December 25, 2024
Column

Prescription fraught with many half-truths

State Rep. Paul Volenik’s ideas for universal health coverage paid for and managed by the government are a prescription for disaster. Like all statists the end justifies the means. So his prescription is filled with half-truths. This is usual for the Hancock County Democrats.

The most obvious problem with government run health care is that it has never worked in industrialized countries with viable economies. Maine does not now have a viable economy. The politicians in Augusta have driven us into a deep recession. Another problem he brushes off with palaver is the medical necessity and access determination. All government run programs fail to take care of the four percent of patients who have complex illnesses and problems. These include, but are not limited to, congenital heart defects and very ill cancer patients who need advanced state of art care and therapy. The United States is the place these patients come because their foreign-run government programs just allow them to fade away by not treating them.

The numbers and costs are not presented in a dynamic manner. Recently health care insurance rates have risen in response to rising health care costs. The simplistic funding plan presented by Rep. Volenik speaks legions about the future disaster we will face but is presented based on year old health care costs. Costs for private insurance respond quickly to the marketplace. The state will not respond quickly and will have to limit care within the two-year budget plan. Maine is running deficits and cannot afford pouring money into a dynamic changing health care industry.

The other area that is not even thought of is the free care or charitable patients. Maine Coast Memorial Hospital gave away or wrote off $800,000 of free care for the indigent. These patients will now be insured and the hospitals will be reimbursed. Since there never was a charge for these patients the numbers will never appear in the original plan. Their cost will be remarkably higher than predicted. But when there is no money left all good statists like Volenik and his henchmen will ask us to conserve and sacrifice for the greater good. This is the typical remedy of the state run systems short of funds and the ultimate result is the primitive system of medical care now practiced in the Soviet Union.

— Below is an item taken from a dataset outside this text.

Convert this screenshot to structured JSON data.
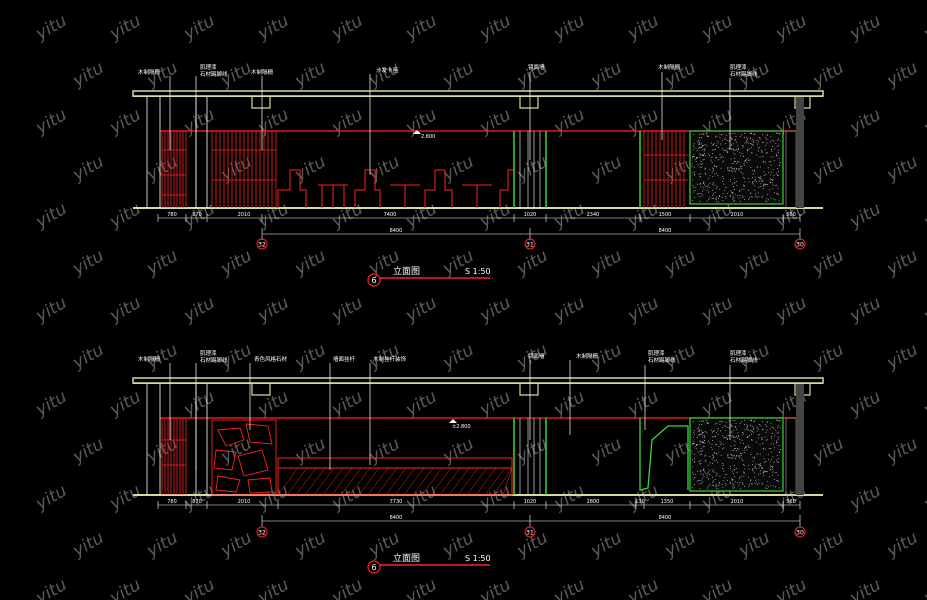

The concept that doctors will determine your health care access and needs in a state run system is another half-truth. Doctors will determine what and how much health care you will receive based on the rules set down by the payer. In this case it is a state bureaucracy. One only has to look at the way the Department of Human Services runs the child welfare and social work system for an example of the shabby, arbitrary and deadly results inherent in the state-run system.

If the present legislators who are behind this program really wanted to be first in the nation they would present a positive plan that gets both the insurance companies and the government out of the power position in health care. That system is available and viable. It is patient power oriented and allows both the patient and their physician choice. I will present that positive plan as a prescription for choice and individual freedom in my next letter to the editor.

Davis Hart, D.O., FACOS is a Libertarian from Surry.